В третьем туре именно на этой скрипке и предстояло играть музыкантам. Давыдов не забыл, как оконфузился у него на вечере покойный Уорд: он предчувствовал, что не всякому удастся сразу «уговорить» капризный инструмент, и обладатель самого яркого «дара убеждения» получит явное преимущество перед остальными.
Третьим в жюри позвали для солидности Фаминцына, редактора «Музыкального сезона». Только его недруги из балакиревского кружка не признали бы этого критика беспристрастным судьей.
У консерватории не было достойного зала, а делать третий тур публичным оба профессора не хотели, дабы не смущать конкурсантов. Так что слушать их решено было в одном из учебных классов. За его дверями заблаговременно собралась тем не менее нешуточная толпа: молва о конкурсе распространилась по столице, и желающих услышать игру пяти избранных было больше, чем мог вместить коридор. Гнать Давыдов никого не стал, но дверь перед зрителями решительно захлопнул: пусть слушают так, если пожелают.
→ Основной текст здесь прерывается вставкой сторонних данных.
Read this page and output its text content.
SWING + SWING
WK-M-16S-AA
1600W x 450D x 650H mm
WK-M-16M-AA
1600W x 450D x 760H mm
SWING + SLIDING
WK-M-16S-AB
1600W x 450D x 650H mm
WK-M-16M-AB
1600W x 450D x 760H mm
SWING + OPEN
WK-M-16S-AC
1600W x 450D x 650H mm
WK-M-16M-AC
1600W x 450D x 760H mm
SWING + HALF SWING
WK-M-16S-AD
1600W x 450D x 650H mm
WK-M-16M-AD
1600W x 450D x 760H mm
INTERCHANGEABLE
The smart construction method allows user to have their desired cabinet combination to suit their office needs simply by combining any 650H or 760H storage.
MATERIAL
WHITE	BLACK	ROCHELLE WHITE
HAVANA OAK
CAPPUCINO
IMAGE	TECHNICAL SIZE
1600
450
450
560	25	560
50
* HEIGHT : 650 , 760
— Прошу вас, господа, вести себя тихо и не аплодировать, — самым строгим тоном, на какой был способен, предупредил собравшихся виолончелист. — А не то вас попросят разойтись.
Первым сквозь толпу протиснулся еврейчик: Ауэр не хотел томить его ожиданием — слишком молод, может переволноваться. Но вышло хуже: видимо, он перепугался, что все прочие будут играть после него и смогут произвести более сильное впечатление. Не прошло и пяти минут, как он, весь в слезах, уже расталкивал любопытных в обратном направлении. За дверями не услышали ничего, кроме нескольких фальшивых нот, и когда рвался он из класса, не разбирая дороги, никто даже не понимал, что с ним случилось. Ауэр ринулся за ним, чтоб, не дай бог, мальчишка не сделал какую-нибудь глупость или не уехал из города: все же ему непременно надо было учиться дальше.
После этой заминки получил в руки инкрустированную скрипку протеже Ауэра, немец из Восточной Пруссии, молодой человек, обладавший выверенной техникой, — недаром одновременно с музыкой изучал он анатомию, — но притом в лучшие свои моменты создававший звук легкий и нежный, как целомудренный поцелуй. Над ним инструмент издевался дольше и тоньше: звучал деревянно, глухо, натужно. Немец доиграл фрагмент сонаты Бетховена, опустил смычок и недоуменно уставился на скрипку.
— Простите, герр профессор, — сказал он учителю, — боюсь, что это совсем не мой инструмент.
Ауэр кивнул: он и сам все слышал.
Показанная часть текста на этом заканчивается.